Des premiers acquis sont là, parfois arrachés de haute lutte dans les conseils européens : Garantie jeunesse, plan d’investissements – qu’il faut muscler –, doctrine renouvelée de la BCE, union bancaire enfin initiée, prise en compte, cher Claude BARTOLONE, de la conjoncture dans le rythme de réduction des déficits.

La réorientation doit être amplifiée car dans la décennie passée, les politiques d’austérité ont gravement, dangereusement, éloigné l’Europe des peuples. C’est pourquoi la taxation sur les transactions financières doit se concrétiser et le plus tôt sera le mieux. Et parce que l’Union ne saurait être régie exclusivement par des traités budgétaires, un traité social européen doit être élaboré et adopté. Avec un principe : la convergence sociale par le haut. Et des chantiers : assurance chômage pour tous, salaire minimum européen, clause de l’Européenne la plus favorisée pour les droits des femmes. Pour nous, socialistes, l’Europe est une grande idée et pas seulement un grand marché.

Enfin, nous sommes fiers d’être internationalistes. Le monde fait face à des défis immenses : terrorisme fondamentaliste, atteintes aux droits des femmes, manque de règles et de contrôle du système financier, mais aussi action mondiale, action vitale, contre le dérèglement climatique.

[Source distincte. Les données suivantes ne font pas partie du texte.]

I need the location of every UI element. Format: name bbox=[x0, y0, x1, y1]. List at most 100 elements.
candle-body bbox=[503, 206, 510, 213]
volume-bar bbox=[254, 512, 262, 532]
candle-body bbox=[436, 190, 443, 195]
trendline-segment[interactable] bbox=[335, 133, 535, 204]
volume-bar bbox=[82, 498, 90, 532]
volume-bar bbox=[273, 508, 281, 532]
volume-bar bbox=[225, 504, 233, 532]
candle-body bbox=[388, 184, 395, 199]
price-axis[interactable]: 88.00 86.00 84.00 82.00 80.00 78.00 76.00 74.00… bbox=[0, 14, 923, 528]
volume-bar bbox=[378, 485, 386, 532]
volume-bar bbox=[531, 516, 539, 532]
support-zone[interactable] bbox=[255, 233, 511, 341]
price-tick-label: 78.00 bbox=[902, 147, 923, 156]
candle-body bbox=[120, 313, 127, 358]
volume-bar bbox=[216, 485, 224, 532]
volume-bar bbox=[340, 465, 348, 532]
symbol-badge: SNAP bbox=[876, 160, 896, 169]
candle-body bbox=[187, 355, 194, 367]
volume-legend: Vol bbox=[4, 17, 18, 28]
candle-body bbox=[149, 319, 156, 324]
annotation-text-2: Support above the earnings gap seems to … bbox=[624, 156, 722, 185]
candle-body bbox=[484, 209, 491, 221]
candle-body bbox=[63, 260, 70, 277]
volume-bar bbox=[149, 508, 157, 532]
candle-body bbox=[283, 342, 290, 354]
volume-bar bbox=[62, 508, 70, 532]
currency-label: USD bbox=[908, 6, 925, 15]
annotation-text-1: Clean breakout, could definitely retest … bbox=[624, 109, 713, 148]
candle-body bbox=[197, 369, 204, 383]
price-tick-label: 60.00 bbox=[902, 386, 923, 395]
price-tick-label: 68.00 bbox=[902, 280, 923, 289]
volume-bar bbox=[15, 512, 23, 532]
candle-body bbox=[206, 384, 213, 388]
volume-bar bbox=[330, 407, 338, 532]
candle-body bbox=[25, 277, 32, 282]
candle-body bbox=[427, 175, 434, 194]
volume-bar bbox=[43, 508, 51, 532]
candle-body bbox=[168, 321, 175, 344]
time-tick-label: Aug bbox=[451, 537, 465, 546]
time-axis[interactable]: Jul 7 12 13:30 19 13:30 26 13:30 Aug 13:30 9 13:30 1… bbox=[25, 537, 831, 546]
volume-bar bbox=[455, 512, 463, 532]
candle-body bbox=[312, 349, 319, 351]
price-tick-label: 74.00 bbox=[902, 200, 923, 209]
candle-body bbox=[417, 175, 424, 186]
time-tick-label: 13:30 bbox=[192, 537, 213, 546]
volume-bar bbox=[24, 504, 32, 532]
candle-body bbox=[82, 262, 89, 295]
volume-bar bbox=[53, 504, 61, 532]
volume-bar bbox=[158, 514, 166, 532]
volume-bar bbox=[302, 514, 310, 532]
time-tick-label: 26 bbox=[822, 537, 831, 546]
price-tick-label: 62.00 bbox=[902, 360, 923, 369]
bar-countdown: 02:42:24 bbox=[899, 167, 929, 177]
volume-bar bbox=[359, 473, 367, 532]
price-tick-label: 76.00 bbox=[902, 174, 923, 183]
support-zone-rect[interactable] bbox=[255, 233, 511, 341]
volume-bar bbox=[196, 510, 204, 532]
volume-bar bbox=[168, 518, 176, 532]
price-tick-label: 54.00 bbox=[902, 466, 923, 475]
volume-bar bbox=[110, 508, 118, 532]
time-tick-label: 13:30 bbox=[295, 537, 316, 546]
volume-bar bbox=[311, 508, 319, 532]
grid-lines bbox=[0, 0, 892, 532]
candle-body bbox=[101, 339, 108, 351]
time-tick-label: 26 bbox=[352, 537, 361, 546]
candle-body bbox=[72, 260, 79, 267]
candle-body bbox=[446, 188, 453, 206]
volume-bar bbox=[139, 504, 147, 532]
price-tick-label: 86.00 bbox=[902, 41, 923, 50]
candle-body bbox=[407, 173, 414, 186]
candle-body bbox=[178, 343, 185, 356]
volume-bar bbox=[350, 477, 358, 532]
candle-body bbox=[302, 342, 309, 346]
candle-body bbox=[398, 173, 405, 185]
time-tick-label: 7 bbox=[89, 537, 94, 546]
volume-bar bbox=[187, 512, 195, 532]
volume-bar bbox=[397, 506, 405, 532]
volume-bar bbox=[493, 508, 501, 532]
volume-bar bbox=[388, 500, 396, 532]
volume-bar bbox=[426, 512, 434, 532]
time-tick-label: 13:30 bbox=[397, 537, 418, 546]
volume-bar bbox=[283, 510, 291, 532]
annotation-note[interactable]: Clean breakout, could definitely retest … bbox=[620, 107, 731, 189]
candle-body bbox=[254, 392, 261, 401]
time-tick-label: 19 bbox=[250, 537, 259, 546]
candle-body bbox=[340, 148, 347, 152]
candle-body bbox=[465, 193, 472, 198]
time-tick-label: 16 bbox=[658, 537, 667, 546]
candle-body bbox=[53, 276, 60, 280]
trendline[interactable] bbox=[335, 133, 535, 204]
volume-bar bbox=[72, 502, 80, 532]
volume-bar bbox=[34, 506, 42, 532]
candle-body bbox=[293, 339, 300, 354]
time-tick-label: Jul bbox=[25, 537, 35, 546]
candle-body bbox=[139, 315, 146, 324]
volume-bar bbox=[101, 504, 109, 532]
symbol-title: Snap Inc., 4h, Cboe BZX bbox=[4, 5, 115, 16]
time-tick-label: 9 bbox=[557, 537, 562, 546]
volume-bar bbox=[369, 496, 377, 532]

Contenir la hausse de la température moyenne de la planète en dessous de 2°C par rapport au niveau pré-industriel – je dis cela devant Laurent FABIUS qui la présidera –, c’est l’enjeu de la COP 21. Pour bâtir le premier accord universel sur le climat, socle d’une économie décarbonée, et faire que partout, les technologies et les financements suivent. Avec notamment la loi de transition énergétique portée par Ségolène ROYAL, notre pays est volontaire, exemplaire, solidaire. Puisqu’il s’agit de décarboner l’économie, je fais cette proposition devant notre Congrès : que la France, avant la COP 21, supprime effectivement les financements publics, directs et indirects, en faveur des équipements au charbon. Voilà aussi le sens de notre combat éco-socialiste.

Mes amis, mes camarades, notre Premier secrétaire l’a dit : « Le PS est un parti de débat, il doit devenir un parti de combat ». C’est pourquoi nous devons être offensifs et collectifs. C’est pourquoi nous voulons réussir l’action pour les Français. C’est pourquoi nous voulons le renouveau socialiste. C’est pourquoi nous voulons l’alliance populaire, avec la gauche et les écologistes, avec tous les citoyens qui voudront y prendre part. Un parti de combat, un parti au combat, c’est le message de Poitiers.